La guerre sainte du point de vue byzantin [4]

La véritable guerre sainte, invisible = le combat spirituel
ο πνευματικός πόλεμος 



"L'attitude byzantine envers la guerre peut être mieux comprise dans le contexte de la manière dans laquelle ils voyaient le monde et la vie en général. Ce monde et la vie qu'elle portait étaient fragiles et éphémères. La seule réalité permanente se trouvait dans un autre monde, le Royaume des cieux. L'empire sur la terre était un simple reflet de celui des cieux, et l'empereur était appelé à imiter le Seigneur du Ciel. En dessous de Dieu, il se devait d'assurer le bien-être de ses sujets et de les protéger contre tous les dangers, à l'intérieur et l'extérieur. L'Église avait un rôle différent. Jésus avait dit à ses disciples qu'il pourrait faire appel à des légions d’anges pour se sauver de la mort17 mais Il ne le fit pas, et son Église ne doit pas plus le faire.


 Contrairement à sa sœur latine, l'Église byzantine laissait l'appel aux armes et la l’engagement de la guerre, même contre les hérétiques les plus pernicieux et destructeurs et les infidèles au gouvernement impérial. Mais elle prenait la tête d’un autre genre de lutte, celui pour les âmes des fidèles, une lutte non contre les ennemis de l'homme, mais contre les puissances cosmiques et les forces supra humaines du mal18. Pour les chrétiens byzantins il s'agissait d'une forme de guerre qui pourrait être appelé sainte, même si je n'ai pas trouvé l'utilisation explicite de ce terme. Le concept du chrétien impliqué dans un combat contre les forces du mal remonte, bien sûr, à Saint Paul, si ce n'est avant19.


Bien que chaque chrétien  se dût de résister aux assauts du diable, les moines étaient les troupes de première ligne dans la guerre contre les légions de Satan. Nuit et jour, selon Grégoire de Nazianzos, le moine doit lutter dans le combat spirituel (pneumatikos polemos) 20.

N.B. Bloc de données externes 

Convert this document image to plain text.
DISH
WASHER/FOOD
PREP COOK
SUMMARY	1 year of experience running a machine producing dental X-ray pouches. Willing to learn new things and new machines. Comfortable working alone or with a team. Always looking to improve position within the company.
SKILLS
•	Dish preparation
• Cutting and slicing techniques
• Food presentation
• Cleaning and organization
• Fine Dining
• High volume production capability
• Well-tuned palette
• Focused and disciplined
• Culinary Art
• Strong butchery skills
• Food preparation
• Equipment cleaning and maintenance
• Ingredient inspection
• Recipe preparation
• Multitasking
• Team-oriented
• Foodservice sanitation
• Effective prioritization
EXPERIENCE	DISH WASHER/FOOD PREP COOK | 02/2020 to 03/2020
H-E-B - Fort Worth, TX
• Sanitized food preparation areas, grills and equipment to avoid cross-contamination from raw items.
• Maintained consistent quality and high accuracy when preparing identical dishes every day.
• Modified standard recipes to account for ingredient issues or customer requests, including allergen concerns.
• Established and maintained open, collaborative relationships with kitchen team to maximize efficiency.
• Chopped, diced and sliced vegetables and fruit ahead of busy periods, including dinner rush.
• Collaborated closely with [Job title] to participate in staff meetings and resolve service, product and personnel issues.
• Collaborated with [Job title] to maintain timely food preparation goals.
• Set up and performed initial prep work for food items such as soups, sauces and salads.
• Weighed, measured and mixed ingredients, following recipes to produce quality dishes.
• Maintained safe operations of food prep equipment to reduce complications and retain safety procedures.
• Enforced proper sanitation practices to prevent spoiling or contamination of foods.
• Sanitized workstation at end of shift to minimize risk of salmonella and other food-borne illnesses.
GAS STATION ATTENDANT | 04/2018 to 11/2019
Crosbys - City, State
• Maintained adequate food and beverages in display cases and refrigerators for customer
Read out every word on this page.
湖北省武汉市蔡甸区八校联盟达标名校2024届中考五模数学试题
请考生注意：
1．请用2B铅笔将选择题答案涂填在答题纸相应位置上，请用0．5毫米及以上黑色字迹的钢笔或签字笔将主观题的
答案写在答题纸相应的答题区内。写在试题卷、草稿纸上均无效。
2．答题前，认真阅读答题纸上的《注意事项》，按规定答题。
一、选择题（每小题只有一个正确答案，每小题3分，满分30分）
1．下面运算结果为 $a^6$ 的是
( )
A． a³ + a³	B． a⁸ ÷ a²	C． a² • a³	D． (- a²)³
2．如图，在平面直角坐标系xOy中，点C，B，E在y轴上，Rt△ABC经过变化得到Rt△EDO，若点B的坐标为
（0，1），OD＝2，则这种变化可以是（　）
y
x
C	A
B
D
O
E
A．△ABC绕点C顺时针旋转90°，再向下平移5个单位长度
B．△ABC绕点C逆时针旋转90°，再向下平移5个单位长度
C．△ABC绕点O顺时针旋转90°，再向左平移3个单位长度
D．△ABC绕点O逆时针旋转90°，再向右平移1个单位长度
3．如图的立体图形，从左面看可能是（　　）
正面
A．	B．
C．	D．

St Jean Chrysostome dit à son auditoire que la guerre contre les démons est difficile et sans fin21.
Le combat spirituel est un thème récurrent dans les vies de saints22. Des démons sous des formes variées, des hyènes aux dragons, y attaquent sauvagement les saints parmi lesquels on compte Théodore d'Edesse, Gregoire de Dekapolis, Joseph le psalmiste, Jean Psychaites, Isidore, l’abbesse Sarah, et de nombreux autres23. Histoire après histoire on raconte  leurs luttes incessantes contre les forces du péché et des ténèbres.
Les démons, pour leur part, prennent la guerre au sérieux. Ils apparaissent en ordre de bataille, en phalanges de cavalerie et d'infanterie qui font volte-face en formation. Les récits les montrent portant des cuirasses de fer et munis d’arcs, de flèches et d'autres missiles24. Ils commencent leur progression contre Saint Ioannikios en bon ordre, faisant un vacarme épouvantable ; ils sont organisés en ordre de bataille, poussent  leur cri de guerre, et tirent un flux régulier de flèches sur lui. Tout cela le Saint le repousse par le signe de la croix. Sous le commandement de leur stratège, Satan, les démons se sont déployés eux-mêmes avec  leurs phalanges en une véritable ligne de bataille (parataxe), tout comme font  les forces armées de l'empereur25. Comme le prescrivent les manuels militaires, ils feignent la retraite, crient des insultes de loin, se regroupent, et reviennent à l’attaque. Le saint les repousse avec une croix en bois faite sur place, mais l'effort le laisse épuisé. Un moine du Skite entend une sonnerie de trompette de guerre signalant que les démons se préparent à l'attaquer et le forcer à quitter sa prière26.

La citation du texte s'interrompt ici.